A reasonable simple regex for a .com
domain might be something like:
([^.]+\.)+com$
Including the restriction that it must be preceded by @
and not be something.com
:
@(?!something\.com$)([^.]+\.)+com$
Note that the negative lookahead includes the .com
and terminator symbol $
to it doesn't falsely reject somethingelse.com
nor something.comedy.com
.
A limitation is that this accepts invalid domains such as _.com
or hmm-.com
, so if you'd prefer to reject such cases (but also internationalised domains), you could write:
@(?!something\.com$)(([a-z0-9][-a-z0-9]*)?[a-z0-9]\.)+com$
This ensures valid characters for all labels, allows more than one label (e.g. "mail" and "google" in mail.google.com
), and ensures no label may start or end with a hyphen.
Edit: If you want to enforce the 253 character total-length and per-label 63 character length limits as well, you could do something like this:
@(?!.{254})(?!something\.com$)(([a-z0-9][-a-z0-9]{0,61})?[a-z0-9]\.)+com$
Limitations: Unfortunately, since VBScript's unicode-foo is weak, the regex for the allowable unicode characters is quite large (lots of character ranges). Finally, this regex does not take casing into account: neither does DNS, so that should be fine, but remember to run it in case-insensitive mode or to normalize to lower-case before testing.

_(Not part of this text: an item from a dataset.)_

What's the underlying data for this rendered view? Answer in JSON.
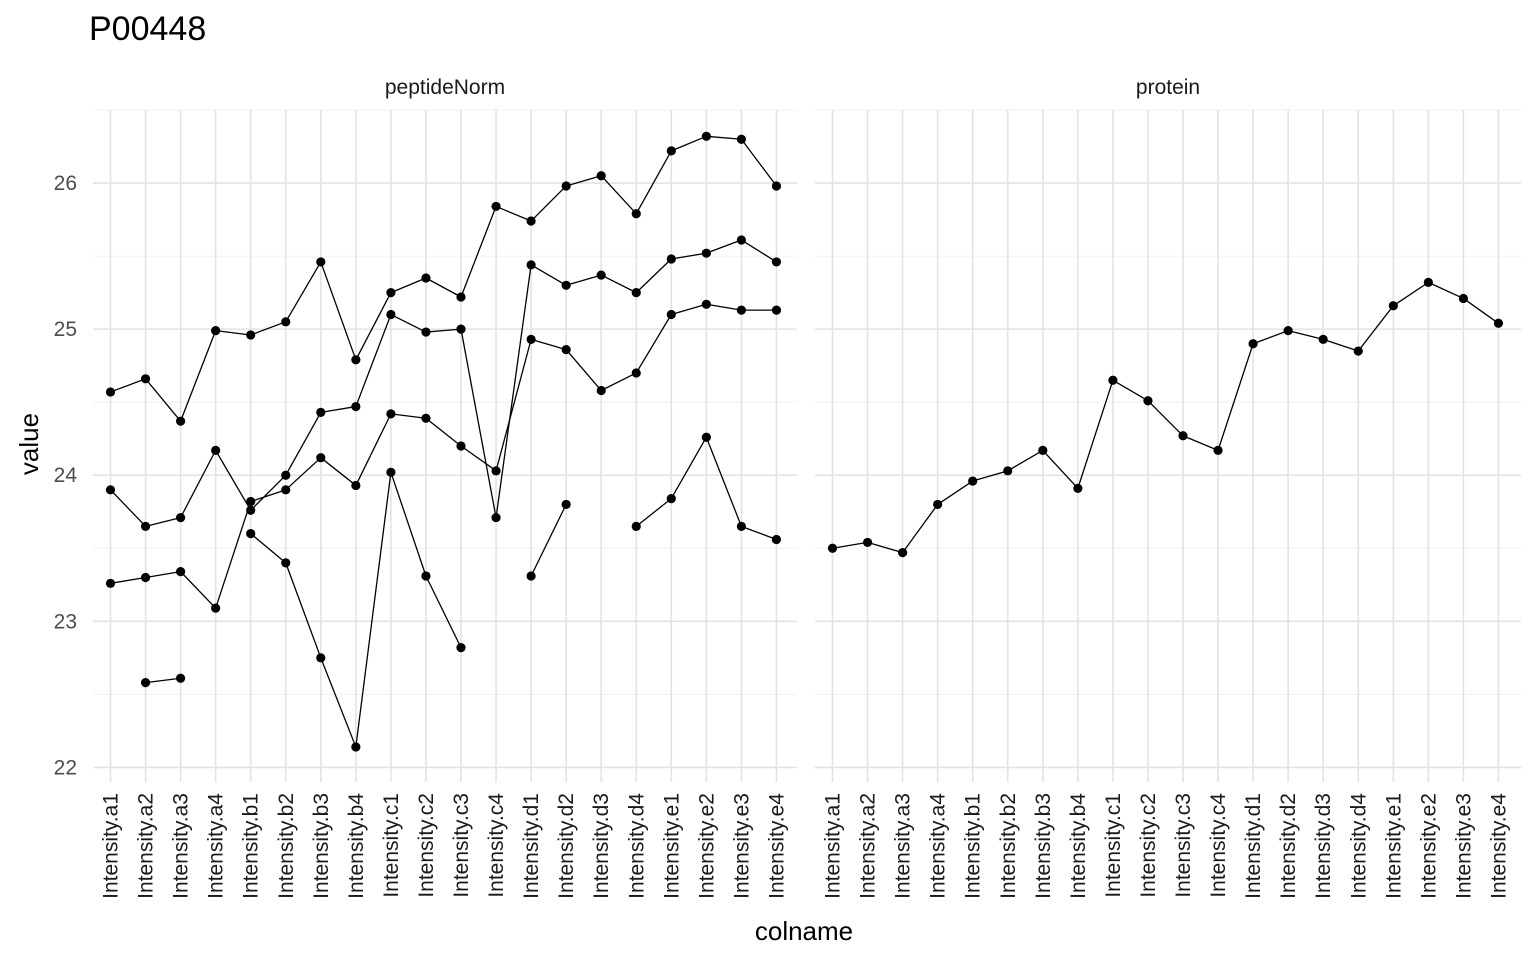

Honestly, however: I'd not do this. Keep it simple - do you really care if an invalid emails address is entered? Then verify the email - no amount of syntactic checking will really work. Some simple, basic checking - like does it have an @
, a .
and not end in something.com
should catch most accidental errors; but unless you really need to, don't bother with this detailed approach.